Surveying some of the organizations exhibiting media in the Bay Area now, I see SF Cinematheque and the Pacific Film Archive still showing work by artists working in film but expanding to video, new media, installation, and performance. Artists such as Keith Evans and silt, Luis Recoder, and Kerry Laitala are creating performance and moving-image events. Artists Television Access, the Exploratorium, New Nothing Cinema, and the MadCat Film Festival embrace time-based media, looking to inspire audiences with the incredible visions of artists working today. Maia Cybelle Carpenter is curating film and video work for downloads to iPods. In fact, today there is no consensus as to what to label the “medium.” Is it cinema, film, time-based art, moving image expression, media, new media, interdisciplinary art, multidisciplinary art, other genres, new genres, or visual art?
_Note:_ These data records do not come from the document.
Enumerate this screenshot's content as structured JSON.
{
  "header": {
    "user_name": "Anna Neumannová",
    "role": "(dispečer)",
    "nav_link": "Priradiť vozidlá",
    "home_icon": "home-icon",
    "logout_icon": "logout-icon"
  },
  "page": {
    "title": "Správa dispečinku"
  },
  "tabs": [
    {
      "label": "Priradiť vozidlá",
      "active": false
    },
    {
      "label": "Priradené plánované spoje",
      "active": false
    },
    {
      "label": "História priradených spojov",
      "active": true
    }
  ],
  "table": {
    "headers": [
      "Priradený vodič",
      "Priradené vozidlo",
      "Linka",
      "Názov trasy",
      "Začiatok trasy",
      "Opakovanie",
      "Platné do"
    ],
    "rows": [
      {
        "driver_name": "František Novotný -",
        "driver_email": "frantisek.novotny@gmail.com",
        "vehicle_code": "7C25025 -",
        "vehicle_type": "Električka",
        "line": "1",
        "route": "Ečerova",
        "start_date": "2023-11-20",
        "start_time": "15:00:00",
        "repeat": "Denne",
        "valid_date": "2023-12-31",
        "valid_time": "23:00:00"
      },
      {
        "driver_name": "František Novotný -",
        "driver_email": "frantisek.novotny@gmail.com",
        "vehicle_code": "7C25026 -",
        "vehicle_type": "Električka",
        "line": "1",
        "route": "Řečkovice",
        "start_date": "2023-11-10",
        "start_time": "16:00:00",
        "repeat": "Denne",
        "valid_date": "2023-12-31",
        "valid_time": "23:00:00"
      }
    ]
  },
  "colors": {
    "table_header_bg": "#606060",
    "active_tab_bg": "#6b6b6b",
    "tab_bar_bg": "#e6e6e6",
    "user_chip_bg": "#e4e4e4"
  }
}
What is important is that the boundaries between the media are permeable, creating so many fresh opportunities for artists. Yes, film stocks are being eliminated, and VHS and even DVD may be trivialized soon, but artists continue to create, shifting how they work based on conceptual parameters, media availability, financial considerations, exhibition-venue demands, and funder priorities. The field must shift and change and transform itself, accepting technologies as actualities, embracing the new but not abandoning the old, viewing everything as a creative possibility for artists to reach the public.
I am reminded of this quote from Robert Frost: “In three words I can sum up everything I've learned about life: It goes on.”
CAROLINE SAVAGE is executive director of San Francisco Cinematheque. She is an artist working with moving images, a visiting artist teaching film at the SF Art Institute, and an advocate for the arts.